I don’t mind admitting I was nervous as hell on the day of the pitch. I knew there was no guarantee of anything — there’d be plenty of other people there with strong material. I just knew deep down that this pitch was important. It was the sort of gut feeling I’ve learned to trust. There’s an enormous amount of luck that goes into getting an agent — anyone that tells you differently is lying — and I knew this was an opportunity to stand out from the pack, so that when it came to submitting, there’d be a degree of familiarity to it for Harry.
The night went well. Like the irritating swot at school, I was the first to stick my hand up when it was time to pitch, and I delivered it fairly well. I’m one of those distrustful freaks that enjoys public speaking. Harry seemed to like the ‘Line of Duty meets Ghost’ comparison. It took me several hours to come down from it, but I’d done it.
A few weeks later, it was time to submit. The accepted practice is to not put all your eggs in one basket and submit to several agents at once, so I sent The Dying Squad out to five, including Harry. Whereas the other submissions had been a long wait for generic rejections, it was apparent pretty much straight away that this was going to be different; within twenty-four hours, I’d had five full manuscript requests.

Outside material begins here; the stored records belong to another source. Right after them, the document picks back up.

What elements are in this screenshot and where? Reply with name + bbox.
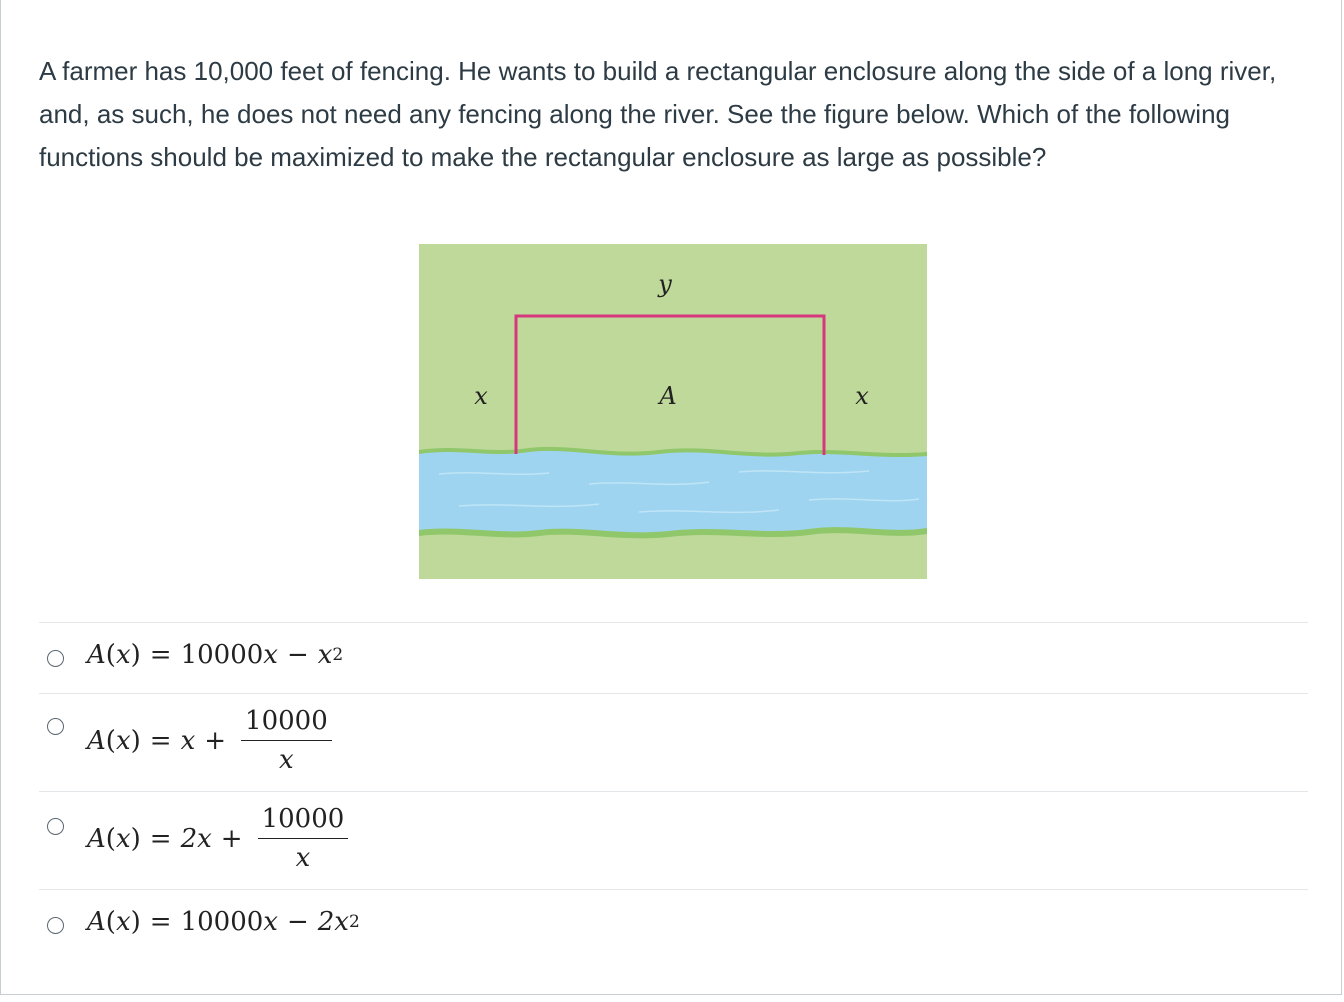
- answer-option-1[interactable]: [39, 622, 1308, 693]
- answer-option-3[interactable]: [39, 791, 1308, 889]
- answer-math-3: A ( x ) = 2x + $\frac{10000}{x}$: [87, 804, 348, 873]
- answer-radio-2[interactable]: [47, 718, 64, 735]
- fraction: $\frac{10000}{x}$: [258, 804, 349, 873]
- answer-option-4[interactable]: [39, 889, 1308, 961]
- figure-label-y: y: [658, 270, 672, 298]
- answer-math-2: A ( x ) = x + $\frac{10000}{x}$: [87, 706, 332, 775]
- answer-math-4: A ( x ) = 10000 x − 2x 2: [87, 907, 360, 937]
- answer-radio-4[interactable]: [47, 917, 64, 934]
- answer-list: [39, 622, 1308, 961]
- river-enclosure-figure: [419, 244, 927, 579]
- fraction: $\frac{10000}{x}$: [241, 706, 332, 775]
- figure-label-x-left: x: [474, 382, 488, 410]
- answer-math-1: A ( x ) = 10000 x − x 2: [87, 640, 344, 670]
- answer-radio-1[interactable]: [47, 650, 64, 667]
- answer-radio-3[interactable]: [47, 818, 64, 835]
- question-text: A farmer has 10,000 feet of fencing. He wants to build a rectangular enclosure along the side of a long river, and, as such, he does not need any fencing along the river. See the figure below. Which of the following functions should be maximized to make the rectangular enclosure as large as possible?: [39, 56, 1277, 172]
- figure-label-x-right: x: [855, 382, 869, 410]
- answer-option-2[interactable]: [39, 693, 1308, 791]
- river: [419, 451, 927, 533]
- figure-label-area: A: [659, 382, 677, 410]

Then, on the Thursday, I got the momentous call. Harry loved the book and wanted to meet the next day. This coincided with a night out I’d already planned, which was fortunate in terms of celebrating, but unfortunate for my hangover the next morning. We met at a coffee shop, Harry outlined what he thought the book could do and offered me representation. I thanked him and accepted the next day.

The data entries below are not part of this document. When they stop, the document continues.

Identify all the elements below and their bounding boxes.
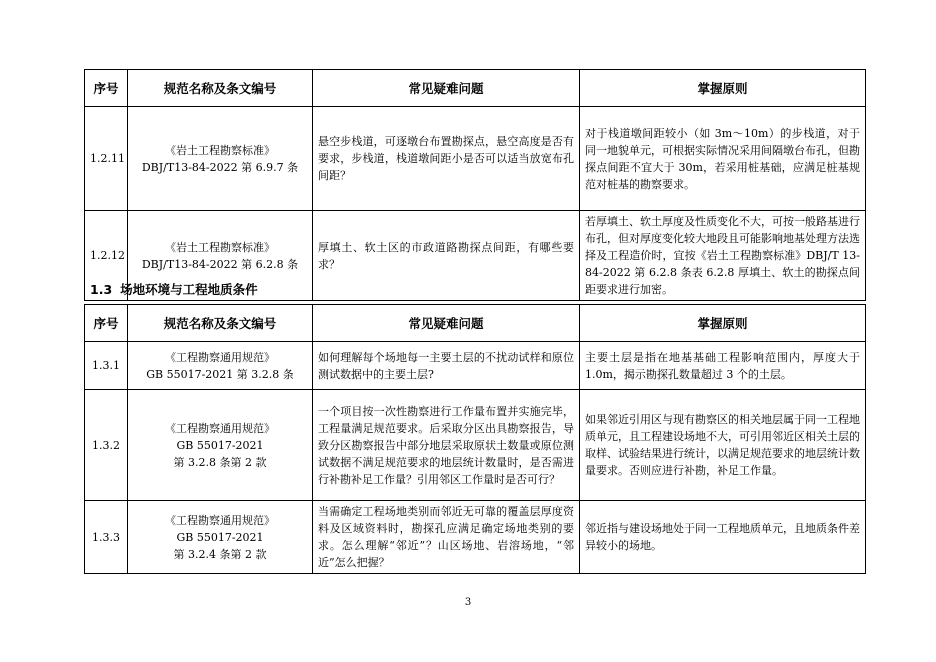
row-standard — [128, 342, 313, 390]
table-row — [85, 390, 866, 501]
standard-name: 《岩土工程勘察标准》 — [165, 143, 275, 157]
standard-clause: 第 3.2.8 条第 2 款 — [173, 455, 267, 469]
table-row — [85, 342, 866, 390]
header-question: 常见疑难问题 — [313, 305, 580, 342]
standards-table-1 — [84, 69, 866, 301]
standard-name: 《工程勘察通用规范》 — [165, 421, 275, 435]
row-principle: 对于栈道墩间距较小（如 3m～10m）的步栈道，对于同一地貌单元，可根据实际情况采用间隔墩台布孔，但勘探点间距不宜大于 30m，若采用桩基础，应满足桩基规范对桩基的勘察要求。 — [580, 107, 866, 211]
row-principle: 若厚填土、软土厚度及性质变化不大，可按一般路基进行布孔，但对厚度变化较大地段且可能影响地基处理方法选择及工程造价时，宜按《岩土工程勘察标准》DBJ/T 13-84-2022 第 6.2.8 条表 6.2.8 厚填土、软土的勘探点间距要求进行加密。 — [580, 211, 866, 301]
row-principle: 邻近指与建设场地处于同一工程地质单元，且地质条件差异较小的场地。 — [580, 501, 866, 574]
header-no: 序号 — [85, 70, 128, 107]
page-number: 3 — [464, 597, 472, 608]
standard-code: DBJ/T13-84-2022 第 6.2.8 条 — [141, 257, 299, 271]
table-row — [85, 501, 866, 574]
table-header-row — [85, 305, 866, 342]
standards-table-2 — [84, 304, 866, 574]
standard-name: 《岩土工程勘察标准》 — [165, 240, 275, 254]
row-question: 厚填土、软土区的市政道路勘探点间距，有哪些要求？ — [313, 211, 580, 301]
row-number: 1.3.1 — [85, 342, 128, 390]
row-question: 如何理解每个场地每一主要土层的不扰动试样和原位测试数据中的主要土层? — [313, 342, 580, 390]
standard-code: GB 55017-2021 — [176, 530, 264, 544]
section-title: 场地环境与工程地质条件 — [120, 282, 258, 297]
row-number: 1.2.12 — [85, 211, 128, 301]
standard-code: GB 55017-2021 第 3.2.8 条 — [146, 367, 294, 381]
section-number: 1.3 — [90, 282, 113, 297]
header-no: 序号 — [85, 305, 128, 342]
row-number: 1.3.2 — [85, 390, 128, 501]
row-question: 一个项目按一次性勘察进行工作量布置并实施完毕，工程量满足规范要求。后采取分区出具勘察报告，导致分区勘察报告中部分地层采取原状土数量或原位测试数据不满足规范要求的地层统计数量时，是否需进行补勘补足工作量？引用邻区工作量时是否可行？ — [313, 390, 580, 501]
standard-code: GB 55017-2021 — [176, 438, 264, 452]
table-row — [85, 107, 866, 211]
table-header-row — [85, 70, 866, 107]
header-principle: 掌握原则 — [580, 305, 866, 342]
row-standard — [128, 390, 313, 501]
row-number: 1.3.3 — [85, 501, 128, 574]
standard-name: 《工程勘察通用规范》 — [165, 513, 275, 527]
row-standard — [128, 107, 313, 211]
header-principle: 掌握原则 — [580, 70, 866, 107]
row-principle: 主要土层是指在地基基础工程影响范围内，厚度大于 1.0m，揭示勘探孔数量超过 3 个的土层。 — [580, 342, 866, 390]
row-principle: 如果邻近引用区与现有勘察区的相关地层属于同一工程地质单元，且工程建设场地不大，可引用邻近区相关土层的取样、试验结果进行统计，以满足规范要求的地层统计数量要求。否则应进行补勘，补足工作量。 — [580, 390, 866, 501]
section-heading — [90, 282, 258, 298]
standard-clause: 第 3.2.4 条第 2 款 — [173, 547, 267, 561]
header-standard: 规范名称及条文编号 — [128, 70, 313, 107]
header-standard: 规范名称及条文编号 — [128, 305, 313, 342]
row-question: 悬空步栈道，可逐墩台布置勘探点，悬空高度是否有要求，步栈道，栈道墩间距小是否可以适当放宽布孔间距？ — [313, 107, 580, 211]
standard-code: DBJ/T13-84-2022 第 6.9.7 条 — [141, 160, 299, 174]
standard-name: 《工程勘察通用规范》 — [165, 350, 275, 364]
row-question: 当需确定工程场地类别而邻近无可靠的覆盖层厚度资料及区域资料时，勘探孔应满足确定场地类别的要求。怎么理解“邻近”？山区场地、岩溶场地，“邻近”怎么把握？ — [313, 501, 580, 574]
row-standard — [128, 501, 313, 574]
row-number: 1.2.11 — [85, 107, 128, 211]
header-question: 常见疑难问题 — [313, 70, 580, 107]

It was very tough getting to that point. I had to swim through a sea of rejection. For a good while afterwards, I almost didn’t trust that it had happened, especially when Harry sold the book to Gollancz, a mere five weeks afterwards signing with him. I was happy, of course, but I was also a little wary. It was something I’d wanted for so long and I almost couldn’t believe that I’d got it. But I had, and The Dying Squad was released on July 22nd. Going into Goldsboro Books to sign 250 limited edition copies (and discovering they’d all sold out) was one of the greatest moments of my life. That moment wouldn’t have happened without the help of Harry.
Thank you for your time today, Adam. It has been a pleasure to find out all about your journey to getting your literary agent!
Bio: Adam is a London-based filmmaker who’s shot commercials for brands such as McLaren, Primark and Vice, and music videos for Britpop veterans as well as fresh on the scene alt-country stars. He began his film career by writing and directing three features: the first sold to Netflix; the second and third won awards and critical acclaim at festivals worldwide. A graduate of the Curtis Brown Creative novel writing course, The Dying Squad is Adam’s debut novel.